Eddie Tipton was released on parole in July of 2022 after serving five years of a 25-year sentence. He'd been convicted in a scheme to rig lottery computers so that he, and his friends and family, would win, according to US News and World Report. The former lottery employee rigged lottery drawings in Colorado, Wisconsin, Iowa, Kansas, and Oklahoma worth $24 million in total, according to the Des Moines Register. The scam was known as the "Hot Lotto" scandal after a particular type of lottery game that was played in 15 different states.

How the scheme worked

Eddie Tipton worked for the Multi State Lottery Association (MSLA). In 2010, the MLSA operated a type of lottery game relying on a random number generator to spit out numbers, as opposed to the type of lottery that pops up balls with numbers written on them, according to A&E. Tipton planted computer code that generated winning numbers, according to The Des Moines Register.
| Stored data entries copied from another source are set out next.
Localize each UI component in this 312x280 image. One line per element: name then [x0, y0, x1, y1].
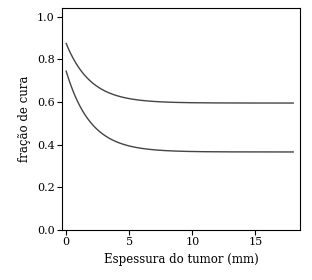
X-axis label: Espessura do tumor (mm): Espessura do tumor (mm): [104, 253, 258, 266]
Y-axis label: fração de cura: fração de cura: [18, 76, 32, 162]
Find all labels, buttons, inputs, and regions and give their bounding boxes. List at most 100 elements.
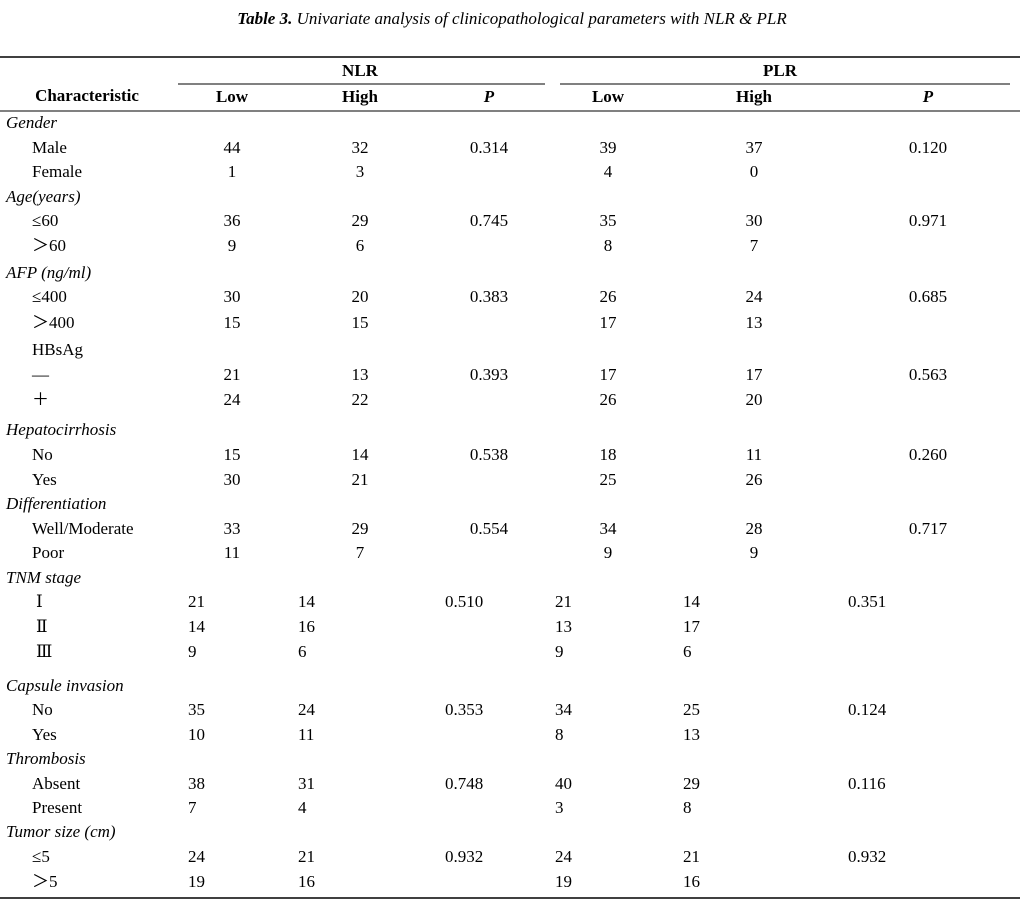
row-label: ＞400 xyxy=(32,313,75,332)
row-label: Yes xyxy=(32,470,57,489)
cell: 9 xyxy=(228,236,237,255)
row-label: Absent xyxy=(32,774,80,793)
cell: 1 xyxy=(228,162,237,181)
cell: 24 xyxy=(188,847,206,866)
cell: 4 xyxy=(298,798,307,817)
cell: 30 xyxy=(746,211,763,230)
cell: 31 xyxy=(298,774,315,793)
section-heading: Hepatocirrhosis xyxy=(5,420,117,439)
cell: 0.393 xyxy=(470,365,508,384)
cell: 0.353 xyxy=(445,700,483,719)
cell: 0.717 xyxy=(909,519,948,538)
cell: 30 xyxy=(224,287,241,306)
cell: 24 xyxy=(224,390,242,409)
cell: 0.351 xyxy=(848,592,886,611)
cell: 30 xyxy=(224,470,241,489)
row-label: ＋ xyxy=(32,390,49,409)
cell: 20 xyxy=(352,287,369,306)
cell: 6 xyxy=(683,642,692,661)
cell: 44 xyxy=(224,138,242,157)
cell: 14 xyxy=(352,445,370,464)
cell: 29 xyxy=(352,519,369,538)
cell: 9 xyxy=(750,543,759,562)
cell: 7 xyxy=(750,236,759,255)
section-heading: Differentiation xyxy=(5,494,106,513)
cell: 0.932 xyxy=(848,847,886,866)
section-heading: Age(years) xyxy=(5,187,81,206)
cell: 14 xyxy=(683,592,701,611)
row-label: Ⅰ xyxy=(36,592,43,611)
cell: 24 xyxy=(555,847,573,866)
cell: 17 xyxy=(683,617,701,636)
cell: 19 xyxy=(188,872,205,891)
cell: 21 xyxy=(555,592,572,611)
cell: 9 xyxy=(604,543,613,562)
cell: 17 xyxy=(746,365,764,384)
cell: 9 xyxy=(188,642,197,661)
row-label: ≤400 xyxy=(32,287,67,306)
cell: 15 xyxy=(224,313,241,332)
cell: 0.563 xyxy=(909,365,947,384)
cell: 38 xyxy=(188,774,205,793)
section-heading: Capsule invasion xyxy=(6,676,124,695)
cell: 26 xyxy=(600,390,617,409)
cell: 19 xyxy=(555,872,572,891)
cell: 0.971 xyxy=(909,211,947,230)
cell: 17 xyxy=(600,365,618,384)
row-label: Ⅲ xyxy=(36,642,52,661)
section-heading: TNM stage xyxy=(6,568,82,587)
cell: 6 xyxy=(356,236,365,255)
row-label: ＞60 xyxy=(32,236,66,255)
row-label: ≤5 xyxy=(32,847,50,866)
row-label: Yes xyxy=(32,725,57,744)
cell: 8 xyxy=(683,798,692,817)
cell: 29 xyxy=(352,211,369,230)
column-header: P xyxy=(922,87,934,106)
caption-label: Table 3. xyxy=(237,9,292,28)
group-header: PLR xyxy=(763,61,798,80)
column-header: High xyxy=(736,87,772,106)
cell: 24 xyxy=(746,287,764,306)
cell: 40 xyxy=(555,774,572,793)
cell: 0.120 xyxy=(909,138,947,157)
cell: 36 xyxy=(224,211,241,230)
cell: 0.116 xyxy=(848,774,886,793)
cell: 8 xyxy=(604,236,613,255)
cell: 15 xyxy=(224,445,241,464)
cell: 7 xyxy=(356,543,365,562)
section-heading: Tumor size (cm) xyxy=(6,822,116,841)
cell: 35 xyxy=(600,211,617,230)
cell: 11 xyxy=(746,445,762,464)
cell: 39 xyxy=(600,138,617,157)
cell: 8 xyxy=(555,725,564,744)
cell: 3 xyxy=(555,798,564,817)
cell: 0 xyxy=(750,162,759,181)
cell: 17 xyxy=(600,313,618,332)
cell: 0.510 xyxy=(445,592,483,611)
cell: 14 xyxy=(188,617,206,636)
section-heading: AFP (ng/ml) xyxy=(5,263,91,282)
cell: 37 xyxy=(746,138,764,157)
cell: 16 xyxy=(298,872,315,891)
row-label: — xyxy=(31,365,50,384)
cell: 0.932 xyxy=(445,847,483,866)
cell: 21 xyxy=(352,470,369,489)
cell: 21 xyxy=(683,847,700,866)
row-label: Female xyxy=(32,162,82,181)
section-heading: Gender xyxy=(6,113,57,132)
cell: 25 xyxy=(683,700,700,719)
cell: 0.383 xyxy=(470,287,508,306)
cell: 21 xyxy=(298,847,315,866)
row-label: No xyxy=(32,700,53,719)
cell: 11 xyxy=(298,725,314,744)
cell: 9 xyxy=(555,642,564,661)
cell: 34 xyxy=(555,700,573,719)
cell: 0.538 xyxy=(470,445,508,464)
column-header: Low xyxy=(216,87,249,106)
section-heading: HBsAg xyxy=(32,340,84,359)
cell: 25 xyxy=(600,470,617,489)
cell: 16 xyxy=(298,617,315,636)
caption-title: Univariate analysis of clinicopathologic… xyxy=(297,9,788,28)
cell: 28 xyxy=(746,519,763,538)
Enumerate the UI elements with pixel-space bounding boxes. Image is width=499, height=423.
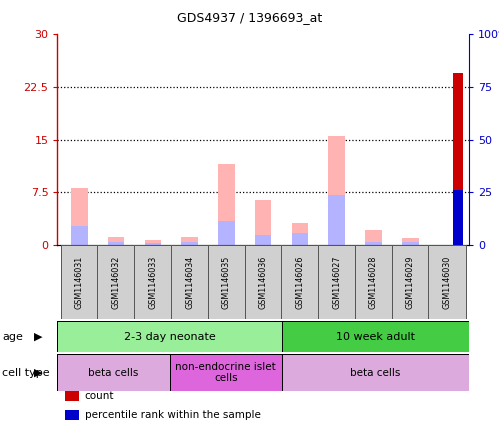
Text: GSM1146033: GSM1146033 <box>148 256 158 309</box>
Text: GSM1146027: GSM1146027 <box>332 255 341 309</box>
Bar <box>108 242 124 245</box>
Text: GSM1146026: GSM1146026 <box>295 255 304 309</box>
Text: beta cells: beta cells <box>88 368 139 378</box>
Bar <box>245 245 282 319</box>
Text: GSM1146029: GSM1146029 <box>406 255 415 309</box>
Text: 2-3 day neonate: 2-3 day neonate <box>124 332 216 342</box>
Text: GSM1146030: GSM1146030 <box>443 256 452 309</box>
Bar <box>182 242 198 245</box>
Bar <box>97 245 135 319</box>
Bar <box>281 245 319 319</box>
Text: GSM1146036: GSM1146036 <box>258 256 268 309</box>
Text: GDS4937 / 1396693_at: GDS4937 / 1396693_at <box>177 11 322 24</box>
Bar <box>355 245 392 319</box>
Text: beta cells: beta cells <box>350 368 401 378</box>
Bar <box>282 321 469 352</box>
Text: GSM1146028: GSM1146028 <box>369 255 378 309</box>
Bar <box>255 235 271 245</box>
Bar <box>292 233 308 245</box>
Bar <box>428 245 466 319</box>
Text: ▶: ▶ <box>34 368 42 378</box>
Text: 10 week adult: 10 week adult <box>336 332 415 342</box>
Bar <box>402 238 419 245</box>
Text: non-endocrine islet
cells: non-endocrine islet cells <box>176 362 276 384</box>
Bar <box>171 245 209 319</box>
Text: GSM1146032: GSM1146032 <box>112 255 121 309</box>
Bar <box>208 245 245 319</box>
Bar <box>454 73 463 245</box>
Bar <box>318 245 355 319</box>
Bar <box>255 200 271 245</box>
Bar <box>134 245 172 319</box>
Bar <box>218 164 235 245</box>
Text: GSM1146034: GSM1146034 <box>185 256 194 309</box>
Bar <box>145 243 161 245</box>
Text: GSM1146035: GSM1146035 <box>222 255 231 309</box>
Text: age: age <box>2 332 23 342</box>
Bar <box>328 195 345 245</box>
Bar <box>108 237 124 245</box>
Bar <box>170 354 282 391</box>
Bar <box>57 321 282 352</box>
Bar <box>292 223 308 245</box>
Text: GSM1146031: GSM1146031 <box>75 256 84 309</box>
Bar <box>454 190 463 245</box>
Bar <box>61 245 98 319</box>
Bar <box>282 354 469 391</box>
Text: cell type: cell type <box>2 368 50 378</box>
Bar <box>328 136 345 245</box>
Bar <box>392 245 429 319</box>
Bar <box>57 354 170 391</box>
Bar <box>71 225 88 245</box>
Bar <box>365 230 382 245</box>
Bar <box>145 240 161 245</box>
Bar <box>402 242 419 245</box>
Bar <box>71 187 88 245</box>
Bar <box>182 237 198 245</box>
Text: count: count <box>85 391 114 401</box>
Bar <box>365 242 382 245</box>
Bar <box>218 221 235 245</box>
Text: ▶: ▶ <box>34 332 42 342</box>
Text: percentile rank within the sample: percentile rank within the sample <box>85 410 260 420</box>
He told the judge at his sentencing hearing in 2017 he "wrote software that included code that allowed me to understand or technically predict winning numbers, and I gave those numbers to other individuals who then won the lottery and shared the winnings with me" (via US News and World Report).

His first success at manipulating the system came in 2005, with a $4.8 million jackpot, according to A&E. There would be several more to come before law enforcement caught up with him.

How Tipton got caught

Tipton nearly got caught when his brother Tommy tried to exchange $450,000 in sequentially marked bills, which was reported to the FBI, according to Des Moines Register. When the feds went to interview Tommy, he was in the hospital. He'd fallen out of a tree searching for Bigfoot, a favorite pastime of his. He told agents he'd gotten the bills through a lottery win, but never volunteered that his brother worked for the lottery and helped him win. The FBI dropped the investigation and the scheme continued. 

It all began to unravel in 2010 when he bought the winning ticket himself instead of having someone else purchase the ticket as he always had in the past, according to the Des Moines Register. Tipton then asked a friend to claim the $16.5 million prize. It took three years for investigators to link Tipton to the lotto scandal.

Tipton pleaded guilty to ongoing criminal conduct in 2017 and was ordered to repay $2.2 million in winnings from lotteries in Colorado, Wisconsin, Kansas, and Oklahoma. His brother Tommy was also ordered to pay some of that, according to CBS News. Eddie Tipton was additionally convicted in Iowa for attempting the take money from a rigged game in that state, but the conviction was overruled because the state was too slow to prosecute.